Respuesta rápida: El rebote es más una cuestión de esfuerzo y posición que de altura: encuentra a tu hombre, cierra el rebote poniendo tu cuerpo entre él y el aro, luego ve a por el balón en su punto más alto con dos manos. La mayoría de los rebotes se ganan antes de que el balón salga del aro — con posicionamiento y la voluntad de ser más físico que el otro.
Los mejores reboteadores no siempre son los más altos — son los que más lo quieren y se posicionan primero. Asume que cada tiro fallará y muévete con el tiro, no después de él. El esfuerzo y la anticipación ganan más rebotes que centímetros.
Cuando se lanza un tiro, encuentra a tu hombre, luego cierra el rebote: pivota para que tu espalda esté hacia él, haz contacto, ponte bajo y ancho, y mantenlo detrás de ti mientras sigues el balón. Un buen cierre de rebote saca a tu oponente completamente de la jugada — el balón viene a ti.
Los tiros largos tienden a producir rebotes largos; los tiros cortos rebotan cerca. Observa la trayectoria, anticipa dónde rebotará, y sincroniza tu salto para encontrarte con el balón en su punto más alto en lugar de esperar a que caiga. Sube con dos manos y cógelo con fuerza.
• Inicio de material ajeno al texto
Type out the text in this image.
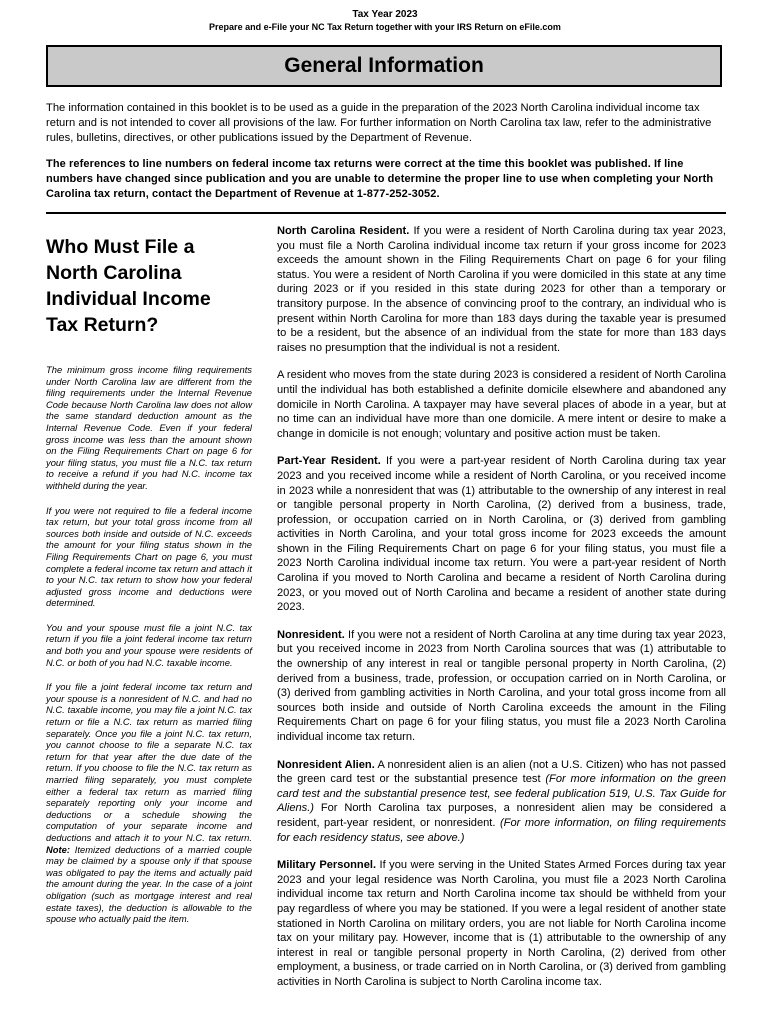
Tax Year 2023
Prepare and e-File your NC Tax Return together with your IRS Return on eFile.com
General Information
The information contained in this booklet is to be used as a guide in the preparation of the 2023 North Carolina individual income tax return and is not intended to cover all provisions of the law. For further information on North Carolina tax law, refer to the administrative rules, bulletins, directives, or other publications issued by the Department of Revenue.
The references to line numbers on federal income tax returns were correct at the time this booklet was published. If line numbers have changed since publication and you are unable to determine the proper line to use when completing your North Carolina tax return, contact the Department of Revenue at 1-877-252-3052.
Who Must File a
North Carolina
Individual Income
Tax Return?

The minimum gross income filing requirements under North Carolina law are different from the filing requirements under the Internal Revenue Code because North Carolina law does not allow the same standard deduction amount as the Internal Revenue Code. Even if your federal gross income was less than the amount shown on the Filing Requirements Chart on page 6 for your filing status, you must file a N.C. tax return to receive a refund if you had N.C. income tax withheld during the year.

If you were not required to file a federal income tax return, but your total gross income from all sources both inside and outside of N.C. exceeds the amount for your filing status shown in the Filing Requirements Chart on page 6, you must complete a federal income tax return and attach it to your N.C. tax return to show how your federal adjusted gross income and deductions were determined.

You and your spouse must file a joint N.C. tax return if you file a joint federal income tax return and both you and your spouse were residents of N.C. or both of you had N.C. taxable income.

If you file a joint federal income tax return and your spouse is a nonresident of N.C. and had no N.C. taxable income, you may file a joint N.C. tax return or file a N.C. tax return as married filing separately. Once you file a joint N.C. tax return, you cannot choose to file a separate N.C. tax return for that year after the due date of the return. If you choose to file the N.C. tax return as married filing separately, you must complete either a federal tax return as married filing separately reporting only your income and deductions or a schedule showing the computation of your separate income and deductions and attach it to your N.C. tax return. Note: Itemized deductions of a married couple may be claimed by a spouse only if that spouse was obligated to pay the items and actually paid the amount during the year. In the case of a joint obligation (such as mortgage interest and real estate taxes), the deduction is allowable to the spouse who actually paid the item.

North Carolina Resident. If you were a resident of North Carolina during tax year 2023, you must file a North Carolina individual income tax return if your gross income for 2023 exceeds the amount shown in the Filing Requirements Chart on page 6 for your filing status. You were a resident of North Carolina if you were domiciled in this state at any time during 2023 or if you resided in this state during 2023 for other than a temporary or transitory purpose. In the absence of convincing proof to the contrary, an individual who is present within North Carolina for more than 183 days during the taxable year is presumed to be a resident, but the absence of an individual from the state for more than 183 days raises no presumption that the individual is not a resident.

A resident who moves from the state during 2023 is considered a resident of North Carolina until the individual has both established a definite domicile elsewhere and abandoned any domicile in North Carolina. A taxpayer may have several places of abode in a year, but at no time can an individual have more than one domicile. A mere intent or desire to make a change in domicile is not enough; voluntary and positive action must be taken.

Part-Year Resident. If you were a part-year resident of North Carolina during tax year 2023 and you received income while a resident of North Carolina, or you received income in 2023 while a nonresident that was (1) attributable to the ownership of any interest in real or tangible personal property in North Carolina, (2) derived from a business, trade, profession, or occupation carried on in North Carolina, or (3) derived from gambling activities in North Carolina, and your total gross income for 2023 exceeds the amount shown in the Filing Requirements Chart on page 6 for your filing status, you must file a 2023 North Carolina individual income tax return. You were a part-year resident of North Carolina if you moved to North Carolina and became a resident of North Carolina during 2023, or you moved out of North Carolina and became a resident of another state during 2023.

Nonresident. If you were not a resident of North Carolina at any time during tax year 2023, but you received income in 2023 from North Carolina sources that was (1) attributable to the ownership of any interest in real or tangible personal property in North Carolina, (2) derived from a business, trade, profession, or occupation carried on in North Carolina, or (3) derived from gambling activities in North Carolina, and your total gross income from all sources both inside and outside of North Carolina exceeds the amount in the Filing Requirements Chart on page 6 for your filing status, you must file a 2023 North Carolina individual income tax return.

Nonresident Alien. A nonresident alien is an alien (not a U.S. Citizen) who has not passed the green card test or the substantial presence test (For more information on the green card test and the substantial presence test, see federal publication 519, U.S. Tax Guide for Aliens.) For North Carolina tax purposes, a nonresident alien may be considered a resident, part-year resident, or nonresident. (For more information, on filing requirements for each residency status, see above.)

Military Personnel. If you were serving in the United States Armed Forces during tax year 2023 and your legal residence was North Carolina, you must file a 2023 North Carolina individual income tax return and North Carolina income tax should be withheld from your pay regardless of where you may be stationed. If you were a legal resident of another state stationed in North Carolina on military orders, you are not liable for North Carolina income tax on your military pay. However, income that is (1) attributable to the ownership of any interest in real or tangible personal property in North Carolina, (2) derived from other employment, a business, or trade carried on in North Carolina, or (3) derived from gambling activities in North Carolina is subject to North Carolina income tax.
Despegarte del suelo rápidamente — y dos veces — te ayuda a ganar rebotes disputados. Desarrolla tu salto con saltos en cuclillas y saltos de altura máxima, y consulta los ejercicios completos de salto vertical y nuestra guía para saltar más alto.
Persigue cada balón, ve por los rebotes ofensivos (desmoralizan a las defensas y crean fáciles segundas oportunidades), y mantén el balón alto después de cogerlo para que no te lo arrebaten. El rebote es una estadística de esfuerzo — la voluntad de ser más físico es la mayor parte de la batalla.